Last week we took our first in depth look into the story of Quail here in the southeast. We heard from a man who has lived and hunted quail in Mississippi long enough to recall a time when you woudn’t catch an odd look for pulling up to a Mississippi gas station with an english pointer in your truck. We also heard from a man who was born in raised in Tennessee, and grew an interest in quail mainly from the stories from his dad on how things used to be.
Last week’s episode was meant to pull on your heart strings a tad, to possibly get you thinking about a type of hunting that maybe you haven’t tried yet. and maybe you haven’t tried it because it’s not readilly available to you like deer, squirrel, or turkey hunting is.
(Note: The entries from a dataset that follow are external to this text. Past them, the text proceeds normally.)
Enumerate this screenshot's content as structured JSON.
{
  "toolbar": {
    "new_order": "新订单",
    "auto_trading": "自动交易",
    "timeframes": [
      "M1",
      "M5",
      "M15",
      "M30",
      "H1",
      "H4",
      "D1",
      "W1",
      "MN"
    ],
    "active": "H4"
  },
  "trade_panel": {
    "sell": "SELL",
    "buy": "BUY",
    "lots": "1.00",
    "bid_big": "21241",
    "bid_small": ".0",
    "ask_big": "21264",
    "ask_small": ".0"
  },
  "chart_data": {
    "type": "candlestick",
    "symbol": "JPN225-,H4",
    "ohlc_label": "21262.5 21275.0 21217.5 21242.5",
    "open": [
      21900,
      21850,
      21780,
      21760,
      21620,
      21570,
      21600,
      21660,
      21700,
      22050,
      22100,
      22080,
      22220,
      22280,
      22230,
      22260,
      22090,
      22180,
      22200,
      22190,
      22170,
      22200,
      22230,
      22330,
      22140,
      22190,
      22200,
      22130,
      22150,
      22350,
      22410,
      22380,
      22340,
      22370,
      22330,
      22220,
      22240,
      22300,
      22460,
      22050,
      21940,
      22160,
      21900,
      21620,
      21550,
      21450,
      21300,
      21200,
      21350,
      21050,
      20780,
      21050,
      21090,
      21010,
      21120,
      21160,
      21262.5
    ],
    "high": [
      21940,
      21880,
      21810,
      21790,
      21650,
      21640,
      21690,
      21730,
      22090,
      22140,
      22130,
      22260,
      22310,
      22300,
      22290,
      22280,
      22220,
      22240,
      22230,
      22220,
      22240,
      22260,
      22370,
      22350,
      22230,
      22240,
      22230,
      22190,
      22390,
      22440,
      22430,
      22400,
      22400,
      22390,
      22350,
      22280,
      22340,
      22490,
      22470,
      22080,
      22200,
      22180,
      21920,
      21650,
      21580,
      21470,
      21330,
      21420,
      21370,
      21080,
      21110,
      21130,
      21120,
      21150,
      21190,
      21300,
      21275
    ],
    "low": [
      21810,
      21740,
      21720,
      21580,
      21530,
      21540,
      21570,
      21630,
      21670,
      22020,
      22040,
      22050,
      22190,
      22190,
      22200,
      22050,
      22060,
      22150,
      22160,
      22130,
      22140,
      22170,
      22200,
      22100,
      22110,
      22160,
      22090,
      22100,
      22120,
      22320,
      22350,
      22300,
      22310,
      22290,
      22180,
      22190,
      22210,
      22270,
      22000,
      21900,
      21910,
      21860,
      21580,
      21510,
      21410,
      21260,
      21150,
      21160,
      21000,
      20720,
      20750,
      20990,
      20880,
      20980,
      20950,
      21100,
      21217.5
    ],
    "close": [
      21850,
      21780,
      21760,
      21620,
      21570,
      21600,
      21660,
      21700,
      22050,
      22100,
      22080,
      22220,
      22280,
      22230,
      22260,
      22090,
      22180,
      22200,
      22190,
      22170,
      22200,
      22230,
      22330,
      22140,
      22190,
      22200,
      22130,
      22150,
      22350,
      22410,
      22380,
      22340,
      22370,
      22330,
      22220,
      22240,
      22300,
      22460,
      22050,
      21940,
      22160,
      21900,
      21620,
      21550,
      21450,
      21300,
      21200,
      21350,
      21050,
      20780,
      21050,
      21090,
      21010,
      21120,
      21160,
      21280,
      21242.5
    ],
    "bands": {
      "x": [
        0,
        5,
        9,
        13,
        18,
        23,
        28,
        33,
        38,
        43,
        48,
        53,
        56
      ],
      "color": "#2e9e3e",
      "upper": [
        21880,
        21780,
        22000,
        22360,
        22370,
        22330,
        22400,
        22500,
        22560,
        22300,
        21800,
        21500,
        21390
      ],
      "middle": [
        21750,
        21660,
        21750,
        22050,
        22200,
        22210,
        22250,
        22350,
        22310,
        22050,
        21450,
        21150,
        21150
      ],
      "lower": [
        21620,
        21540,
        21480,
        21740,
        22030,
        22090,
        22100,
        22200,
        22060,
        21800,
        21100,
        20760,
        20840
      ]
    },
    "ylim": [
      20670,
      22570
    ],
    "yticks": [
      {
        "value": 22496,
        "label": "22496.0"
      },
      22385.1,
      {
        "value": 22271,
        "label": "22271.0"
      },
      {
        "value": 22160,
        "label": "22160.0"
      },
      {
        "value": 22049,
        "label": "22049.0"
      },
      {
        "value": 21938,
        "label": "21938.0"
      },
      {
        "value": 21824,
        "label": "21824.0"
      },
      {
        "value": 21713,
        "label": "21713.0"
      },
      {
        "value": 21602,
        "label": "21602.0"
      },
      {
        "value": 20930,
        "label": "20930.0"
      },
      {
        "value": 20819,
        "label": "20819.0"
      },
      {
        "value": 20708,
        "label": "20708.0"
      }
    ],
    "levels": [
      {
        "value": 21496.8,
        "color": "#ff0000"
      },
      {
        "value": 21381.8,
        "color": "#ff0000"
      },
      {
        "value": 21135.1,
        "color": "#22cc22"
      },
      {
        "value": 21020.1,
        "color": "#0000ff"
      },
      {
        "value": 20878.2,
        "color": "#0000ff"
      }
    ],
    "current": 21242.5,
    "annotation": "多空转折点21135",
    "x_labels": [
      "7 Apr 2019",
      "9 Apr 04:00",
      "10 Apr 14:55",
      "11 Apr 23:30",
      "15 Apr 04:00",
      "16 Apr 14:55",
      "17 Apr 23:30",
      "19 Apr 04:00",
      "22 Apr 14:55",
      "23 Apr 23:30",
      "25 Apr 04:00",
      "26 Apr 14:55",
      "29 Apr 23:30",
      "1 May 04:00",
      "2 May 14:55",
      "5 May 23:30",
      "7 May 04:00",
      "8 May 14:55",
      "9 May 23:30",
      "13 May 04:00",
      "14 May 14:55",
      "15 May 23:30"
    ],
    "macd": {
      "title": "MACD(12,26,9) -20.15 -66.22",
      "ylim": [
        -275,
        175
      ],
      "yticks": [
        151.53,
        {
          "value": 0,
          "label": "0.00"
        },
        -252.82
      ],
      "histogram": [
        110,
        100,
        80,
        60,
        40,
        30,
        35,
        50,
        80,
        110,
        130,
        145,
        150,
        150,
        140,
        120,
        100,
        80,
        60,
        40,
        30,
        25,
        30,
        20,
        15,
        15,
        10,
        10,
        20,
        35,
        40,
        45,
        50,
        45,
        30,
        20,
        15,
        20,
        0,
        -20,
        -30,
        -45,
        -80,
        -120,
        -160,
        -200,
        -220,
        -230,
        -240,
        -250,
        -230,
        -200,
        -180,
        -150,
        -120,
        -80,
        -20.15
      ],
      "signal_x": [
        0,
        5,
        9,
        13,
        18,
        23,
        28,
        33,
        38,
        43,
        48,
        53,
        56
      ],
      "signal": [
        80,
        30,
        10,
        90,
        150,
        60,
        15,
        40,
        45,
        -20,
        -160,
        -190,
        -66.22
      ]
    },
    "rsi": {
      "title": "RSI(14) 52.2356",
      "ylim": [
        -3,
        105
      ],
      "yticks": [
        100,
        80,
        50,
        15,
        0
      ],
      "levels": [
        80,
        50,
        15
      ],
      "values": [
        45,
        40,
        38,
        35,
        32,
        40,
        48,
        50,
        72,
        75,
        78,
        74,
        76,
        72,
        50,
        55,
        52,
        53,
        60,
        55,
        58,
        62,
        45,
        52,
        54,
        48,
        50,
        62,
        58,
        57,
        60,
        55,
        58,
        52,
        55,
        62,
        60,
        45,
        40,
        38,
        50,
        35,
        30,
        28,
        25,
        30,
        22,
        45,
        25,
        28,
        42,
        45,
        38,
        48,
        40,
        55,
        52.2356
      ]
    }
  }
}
Unfortunately, if you live in Mississippi or most other places in the southeast, it’s not readily available to you. But it used to be.
This week we are going to dig hard into the question of why?
why did we lose our quail and what caused it
But first, before we dive in, I’m going to pose few questions to make you think and also get mind rolling in the right direction for what you’re going to hear in this episode.
If you were to hop in your vehicle and take a drive around your neighborhood, down the local highway or interstate, down and old country road maybe- if you looked out the window- what would you see? Buildings? ag fields? pasture? blocks of timber?
Whatever you see around where you live. Have you ever stopped to think if it’s always been that way?
I’ve come to learn that what we grow up with we tend to assume that that’s just simply the way things have always been. The Mississippi that I’ve pretty much known my entire life has been dominated by vast stretches of pine plantation- but when I stop and think about it- it can’t have been like that always. that doesn’t occur naturally. so what was there before? What was there before? and if it hasn’t always been that way, what effects did it have when we made it that way?